Twenty minutes later, we arrived at a trailer park west of Sunland Park Mall. As we entered Laura’s simple but comfortable home, she introduced us to the driver of the truck (her partner), a closeted, heavyset woman with a sweet smile who worked as a paramedic. Laura’s 11-year-old son Ian greeted us at the door. He had been practicing a stringed instrument, a cello—I believe. He was a smart, funny kid who would say, “Prepare to whine!” before he would complain about something. A tiny, wire-haired dog named Pookie, who also had polish on her nails, danced around my feet.

Laura was a writer. One of the many things that impressed me about her was that, although she had little money, she rented a small office so she would have space for writing. “A room of one’s own with a lock and a key,” she told me, quoting Virginia Woolf.

The next morning she started extensive preparations for the party where she would introduce me to people interested in gay and lesbian politics. She would not let Jess or me help as she made trays of enchiladas and, bowls of salad and squeezed fresh lime juice for margaritas. At sunset, we loaded the food into a borrowed sedan and drove to the restaurant where the event was to take place.

When we arrived, the door was locked. After Laura knocked for several minutes, the owner opened the door a crack and explained that there had been a bomb threat. We could not have our party at her restaurant. We were not certain if there had been an actual bomb or if the bomb was in her head.
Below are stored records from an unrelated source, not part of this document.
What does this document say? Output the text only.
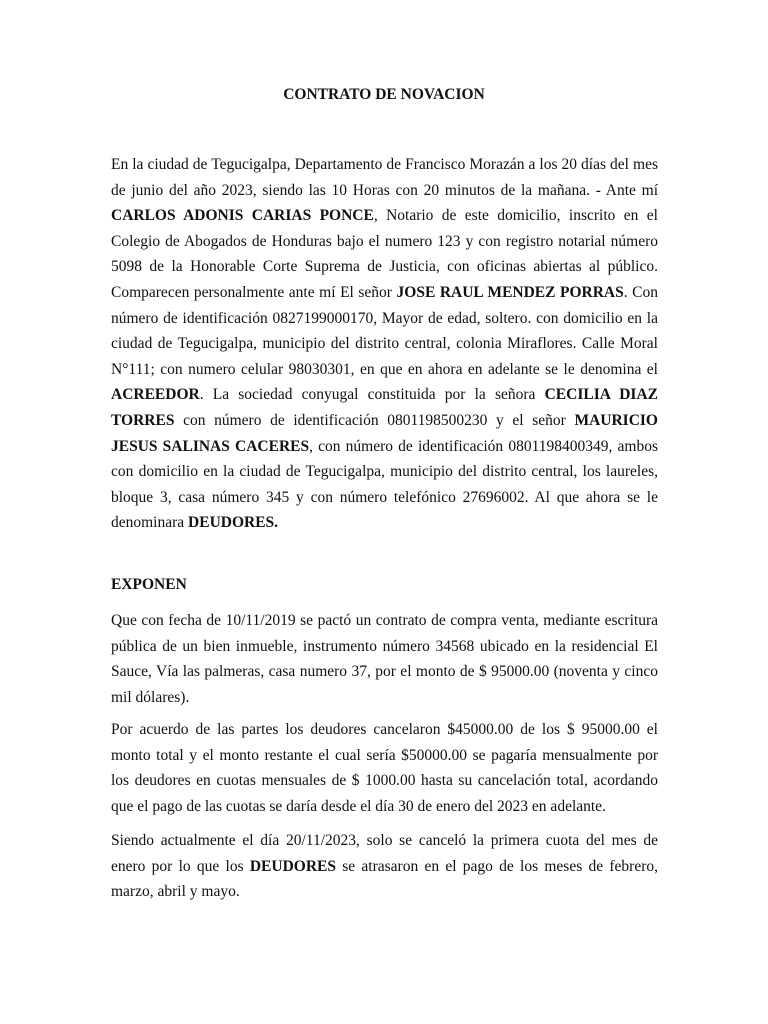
CONTRATO DE NOVACION

En la ciudad de Tegucigalpa, Departamento de Francisco Morazán a los 20 días del mes de junio del año 2023, siendo las 10 Horas con 20 minutos de la mañana. - Ante mí CARLOS ADONIS CARIAS PONCE, Notario de este domicilio, inscrito en el Colegio de Abogados de Honduras bajo el numero 123 y con registro notarial número 5098 de la Honorable Corte Suprema de Justicia, con oficinas abiertas al público. Comparecen personalmente ante mí El señor JOSE RAUL MENDEZ PORRAS. Con número de identificación 0827199000170, Mayor de edad, soltero. con domicilio en la ciudad de Tegucigalpa, municipio del distrito central, colonia Miraflores. Calle Moral N°111; con numero celular 98030301, en que en ahora en adelante se le denomina el ACREEDOR. La sociedad conyugal constituida por la señora CECILIA DIAZ TORRES con número de identificación 0801198500230 y el señor MAURICIO JESUS SALINAS CACERES, con número de identificación 0801198400349, ambos con domicilio en la ciudad de Tegucigalpa, municipio del distrito central, los laureles, bloque 3, casa número 345 y con número telefónico 27696002. Al que ahora se le denominara DEUDORES.

EXPONEN

Que con fecha de 10/11/2019 se pactó un contrato de compra venta, mediante escritura pública de un bien inmueble, instrumento número 34568 ubicado en la residencial El Sauce, Vía las palmeras, casa numero 37, por el monto de $ 95000.00 (noventa y cinco mil dólares).

Por acuerdo de las partes los deudores cancelaron $45000.00 de los $ 95000.00 el monto total y el monto restante el cual sería $50000.00 se pagaría mensualmente por los deudores en cuotas mensuales de $ 1000.00 hasta su cancelación total, acordando que el pago de las cuotas se daría desde el día 30 de enero del 2023 en adelante.

Siendo actualmente el día 20/11/2023, solo se canceló la primera cuota del mes de enero por lo que los DEUDORES se atrasaron en el pago de los meses de febrero, marzo, abril y mayo.
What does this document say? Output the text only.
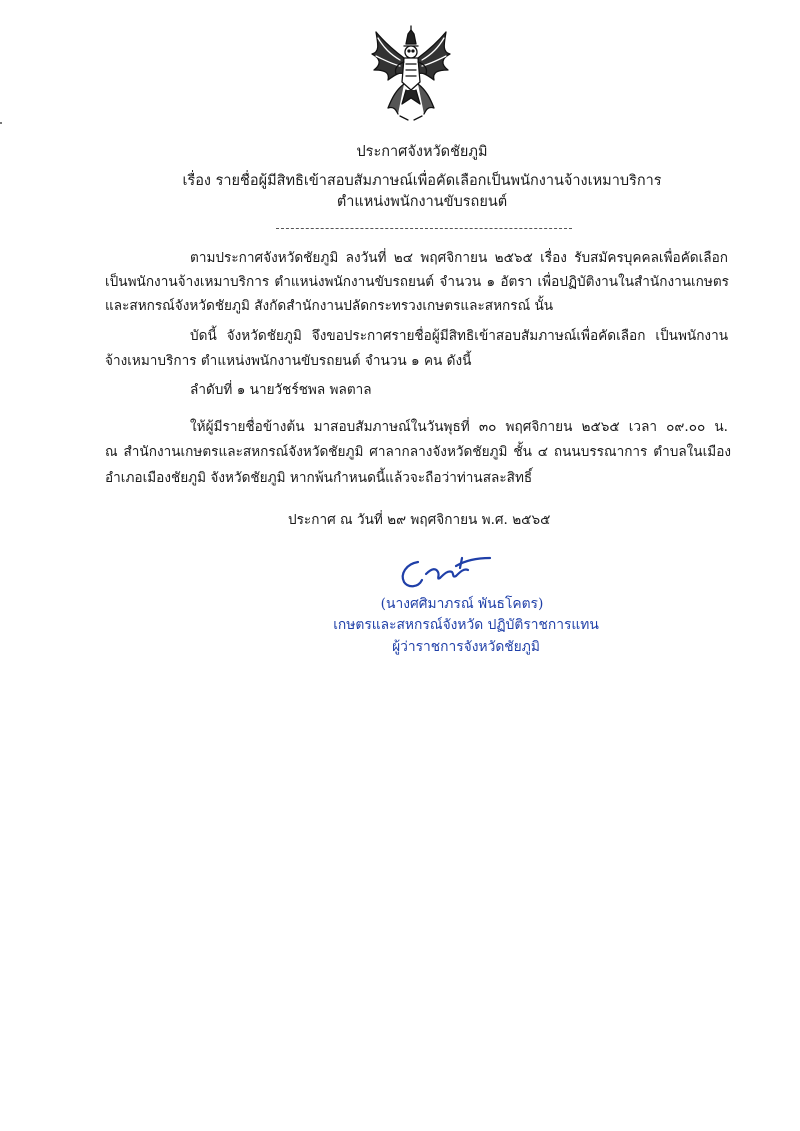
ประกาศจังหวัดชัยภูมิ
เรื่อง รายชื่อผู้มีสิทธิเข้าสอบสัมภาษณ์เพื่อคัดเลือกเป็นพนักงานจ้างเหมาบริการ
ตำแหน่งพนักงานขับรถยนต์
ตามประกาศจังหวัดชัยภูมิ ลงวันที่ ๒๔ พฤศจิกายน ๒๕๖๕ เรื่อง รับสมัครบุคคลเพื่อคัดเลือก
เป็นพนักงานจ้างเหมาบริการ ตำแหน่งพนักงานขับรถยนต์ จำนวน ๑ อัตรา เพื่อปฏิบัติงานในสำนักงานเกษตร
และสหกรณ์จังหวัดชัยภูมิ สังกัดสำนักงานปลัดกระทรวงเกษตรและสหกรณ์ นั้น
บัดนี้ จังหวัดชัยภูมิ จึงขอประกาศรายชื่อผู้มีสิทธิเข้าสอบสัมภาษณ์เพื่อคัดเลือก เป็นพนักงาน
จ้างเหมาบริการ ตำแหน่งพนักงานขับรถยนต์ จำนวน ๑ คน ดังนี้
ลำดับที่ ๑ นายวัชร์ชพล พลตาล
ให้ผู้มีรายชื่อข้างต้น มาสอบสัมภาษณ์ในวันพุธที่ ๓๐ พฤศจิกายน ๒๕๖๕ เวลา ๐๙.๐๐ น.
ณ สำนักงานเกษตรและสหกรณ์จังหวัดชัยภูมิ ศาลากลางจังหวัดชัยภูมิ ชั้น ๔ ถนนบรรณาการ ตำบลในเมือง
อำเภอเมืองชัยภูมิ จังหวัดชัยภูมิ หากพ้นกำหนดนี้แล้วจะถือว่าท่านสละสิทธิ์
ประกาศ ณ วันที่ ๒๙ พฤศจิกายน พ.ศ. ๒๕๖๕
(นางศศิมาภรณ์ พันธโคตร)
เกษตรและสหกรณ์จังหวัด ปฏิบัติราชการแทน
ผู้ว่าราชการจังหวัดชัยภูมิ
Back in 1991, none of us had cell phones, so we could not call around town to find a new location. We drove to Metropolitan Community Church, located in a storefront near I-10. Laura managed to get a key and open the place for the party. Someone posted a sign at the original site with the address for the new location. I had started to make conciliatory comments like, “Well, if no one shows up, then there will be more food for us, right?” I needn’t have worried. A large number of people found their way to the church. Mostly Hispanics, but also some Anglos: a couple of pretty drag queens, hairdressers, AIDS workers, teachers, small-business owners.

Laura gave me a lavender corsage, and I gave a short speech. A TV news crew interviewed us. As the party ended, two burly guys entered the building and approached Laura. At first we were alarmed, but then we realized that they had, apparently, just crossed the border and were hungry. Laura fed them, and they left.

That night, back at the trailer, the telephone rang several times after midnight as people who had seen Laura and me on the news called to express their extreme disdain for gays and lesbians. They threatened Laura. We were frightened, and no one slept much. But we were happy. The party had netted $1,700, which seemed a huge sum considering the context.

Fast-forward to September 2006. Many years ago, I traded in my job as gay rights lobbyist for a steady government job. Like most women in the post 9/11 world, I have exchanged my jewel-tone suits for more somber colors. I don’t travel much anymore and spend most of my time with my family in Austin.

On September 19, on the same day that the front page of the Austin American-Statesman carried a story on Ann Richard’s memorial service, the paper’s metro-state section carried a front-page photo of a handsome young man looking upward: Ian MacIntosh, Laura’s son who was a child practicing the cello the last time I saw him. The article said he had flown to Austin from Los Angeles to hear the sentencing phase of a criminal trial: In 2005, Laura MacIntosh, who had moved to Austin, was murdered by her husband, a female-to-male transsexual. (This person was not the same gentle woman we met in El Paso in 1991). The headline read, “Victim’s son confronts killer.” I subtly pushed the paper in front of Jess so our precocious first-grade son would not read it. Jess’s eyes filled with tears.

Rest in peace Laura MacIntosh. She joins those who have been taken from us before anyone was ready. We are the poorer for having to live in this world without leaders like her. Rest in peace New Texas. Live on youthful exuberance.

Laurie Eiserloh and her partner of 17 years, the endlessly patient Jess Chapin, who appears in this story, are the proud mothers of two children. Ms. Eiserloh is an Assistant City Attorney for the City of Austin.